I'm currently working on trying to find the centralizer of the element $a=(123)(4567)$ in $S_7$ and my guess is that it is the group generated by a. The second inclusion is clear, but I'm have trouble showing that the centralizer is contained in the group generates by a. Here is my idea:
Given $b$ in the centralizer, it must be that $b^{-1}ab=a$, and so if $b^{-1}ab=c_1c_2$, where $c_1$ is a three cycle and $c_2$ is a four cycle, then $$ c_1=(b(1),b(2),b(3))=(123)=(231)=(312) $$ and $$ c_2=(b(4),b(5),b(6),b(7))=(4567)=(5674)=(6745)=(7456). $$
I'm not sure what to do from here. Any suggestions would he appreciated! $$
Notice that $bab^{-1}=(b(1),b(2),b(3))(b(4),b(5),b(6),b(7))$.
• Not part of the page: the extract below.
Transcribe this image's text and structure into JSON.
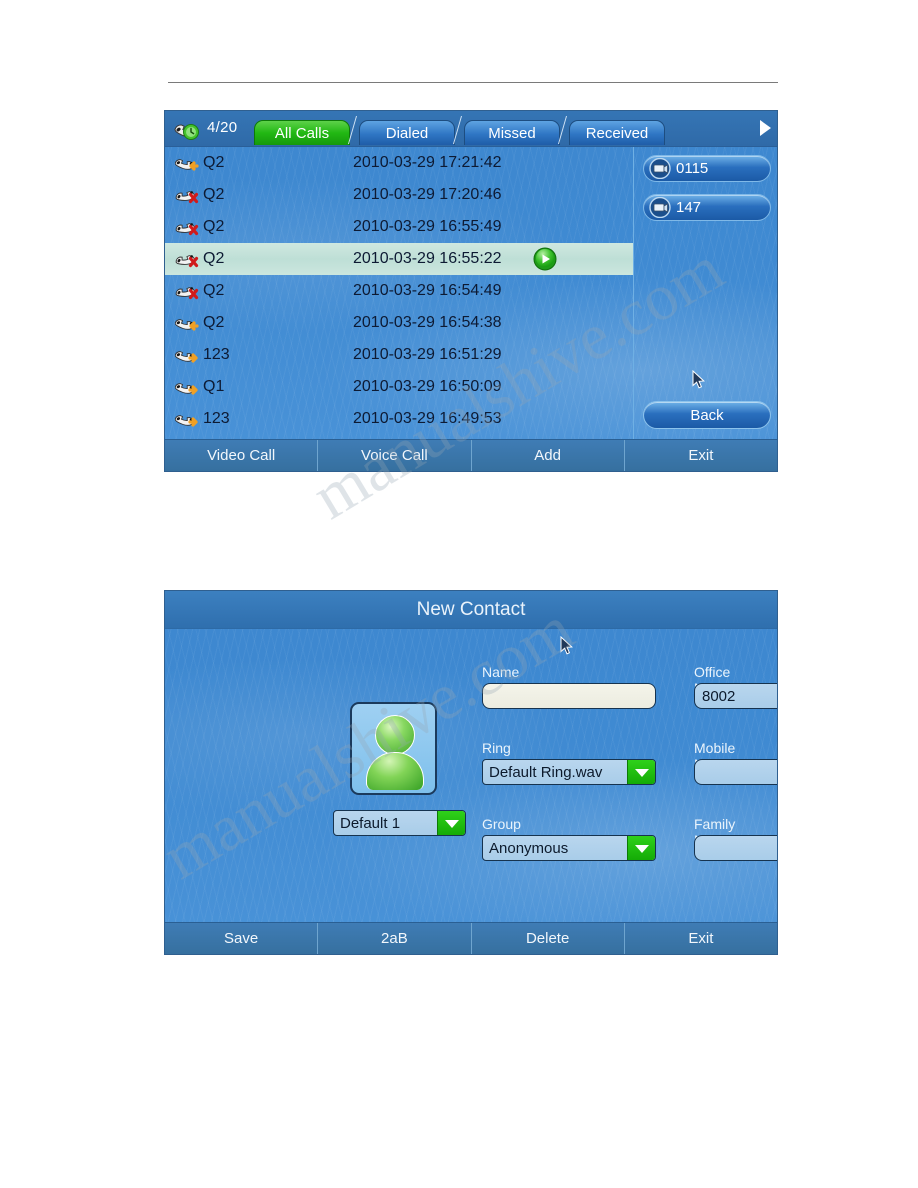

Therefore if $b$ centralizes $a$ we must have that $b$ permutes $\{1,2,3\}$ and $\{4,5,6,7\}$ among each other. And we must also have that $b$ acts on $\{1,2,3\}$ as a power of the cycle $(1,2,3)$ and acts on $\{4,5,6,7\}$ as a power of the cycle $(4,5,6,7)$. Every such permutation is a power of $a$.
We can generalize a bit.
Let $a$ be a permutation such that all of its $k$ cycle's lengths are the distinct. Then the centralizer of $a$ is the group generated by $c_1,c_2,c_3\dots c_k$. Where $c_j$ is the $j$'th cycle. And notice that if additionally all of the cycle lengths are pairwise coprime, this coincides with the subgroup generated by $a$.